BPM Think Tank wrapup

Since I only finished posting about yesterday’s sessions at the end of this morning, I decided to just do a final conference wrapup instead of separate wrapups for yesterday and today.

In general, the BPM Think Tank was great, and I’ll definitely attend again in the future. I learned a lot about some of the standards that I didn’t know much about before (like BPDM), and met some really smart people with lots of opinions on the topic of standards. It’s been so long since I was involved in any sort of standards work (AIIM in the early 90’s, and topographic data interchange formats for the Canadian Council of Surveying and Mapping back in the late 80’s), and I had forgotten about both the frustrations of dealing with standards committees and the excitement of being able to contribute to a little bit of computing history that will make things work better for a lot of people.

I’m still mulling over the XPDL/BPDM conundrum (and, to a lesser extent, BPEL), but the fact that different standards bodies are all here participating is a good indicator that there is the collective will to head off problems like this. At last year’s Think Tank, discussions between BPMI and OMG around the competing graphical process models of BPMN and UML activity diagrams helped lead to the absorption of BPMI into OMG, and the championing of a single standard, BPMN, being put forward by the merged organization. We can only hope that something similar will happen with XPDL and BPDM in order to avoid future problems in the BPMN serialization domain.

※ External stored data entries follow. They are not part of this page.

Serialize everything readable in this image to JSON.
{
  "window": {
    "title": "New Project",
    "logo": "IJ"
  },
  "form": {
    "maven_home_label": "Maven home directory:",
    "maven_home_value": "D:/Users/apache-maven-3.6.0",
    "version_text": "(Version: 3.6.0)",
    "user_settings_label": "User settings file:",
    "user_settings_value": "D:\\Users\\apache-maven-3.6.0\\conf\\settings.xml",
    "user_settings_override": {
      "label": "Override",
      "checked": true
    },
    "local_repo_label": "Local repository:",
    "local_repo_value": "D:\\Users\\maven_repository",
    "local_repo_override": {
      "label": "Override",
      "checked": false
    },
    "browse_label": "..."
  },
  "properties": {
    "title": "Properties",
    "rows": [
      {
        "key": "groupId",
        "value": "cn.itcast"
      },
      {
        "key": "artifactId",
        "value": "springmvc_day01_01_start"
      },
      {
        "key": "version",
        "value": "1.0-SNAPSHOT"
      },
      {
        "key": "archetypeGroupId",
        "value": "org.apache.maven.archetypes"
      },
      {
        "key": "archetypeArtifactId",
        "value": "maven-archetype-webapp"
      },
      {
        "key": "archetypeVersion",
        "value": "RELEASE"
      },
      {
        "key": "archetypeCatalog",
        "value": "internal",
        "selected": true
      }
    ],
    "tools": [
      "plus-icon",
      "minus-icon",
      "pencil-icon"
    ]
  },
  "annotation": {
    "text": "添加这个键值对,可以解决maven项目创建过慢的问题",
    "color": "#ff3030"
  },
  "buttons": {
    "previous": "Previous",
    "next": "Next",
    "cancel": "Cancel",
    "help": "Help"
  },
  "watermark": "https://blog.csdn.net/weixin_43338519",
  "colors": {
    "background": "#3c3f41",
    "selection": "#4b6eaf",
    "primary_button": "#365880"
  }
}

I had the chance to meet several people who I had connected with online but never met face-to-face: Dana Morris of OMG, Bruce Silver, John Evdemon (who I’ll be having ongoing discussions with about BPM and Web 2.0) and others. Jeanne Baker, who did such a great job at keeping things moving along during the sessions, even remembered one of my posts from last year about a webinar that she gave on standards — she turned to me at lunch yesterday and asked “Did you write that blog post called ‘Alphabet soup for lunch‘?” — proof that people will remember if you mention them in print. I missed other people completely in the crowd (Phil, where were you?).

There were a few logistical problems (conference rooms way too cold, no free wifi, not enough herbal tea, and no free t-shirts with vendor logos, about which I heard a lot of whining when I got home), but these were only minor annoyances in an otherwise well-executed conference with excellent content.

3 thoughts on “BPM Think Tank wrapup”

  1. Sandy – good to meet you at last, although we didnt really get a chance to talk. Seems like you had a good impression overall – just plea to get the spelling of the name right ;-/

    I am planning on starting blogging myself pretty soon – just another thing on the roster to get organised (although I dont see myself being as prolific as you are … I am sure it comes with practice).

    The Round Table format is something that I introduced at last years event BPMI (Think Tank). I was sick to death of going to conferences where there were a few people talking at the front of the room and all the experts in the audience had to put up with them as they rattled on, only to get a few words in edgeways at the very end.

    I was hosting a RT on the subject of ensuring BPM Momentum/Success … and it just went to prove the value of the format. I thought I knew something about the subject, but then discovered I was like a 1st grader compared with one of the other attendees (who ran a PhD masterclass). So refreshing.

    Anyway, keep up the good work.

  2. Sorry for the spelling, I’ve fixed it.

    We did, of course, meet at last year’s BPMG conference in London — you’ve been on my LinkedIn list since then.

  3. Sandy, if you get a chance, you might want to listen to Dana Gardner’s interview of OMG chairman Richard Soley. http://www.ebizq.net/podcasts/36.html

    Richard speaks to BPDM. He shares that it is the standard metamodel for business process models, and the intent to allow for interoperability/transformation between the various business process modeling languages. So, if a vendor tool/language is BPDM compliant, then you have insurance of not being locked in. Richard stated that BPDM is not something the average user will ever see.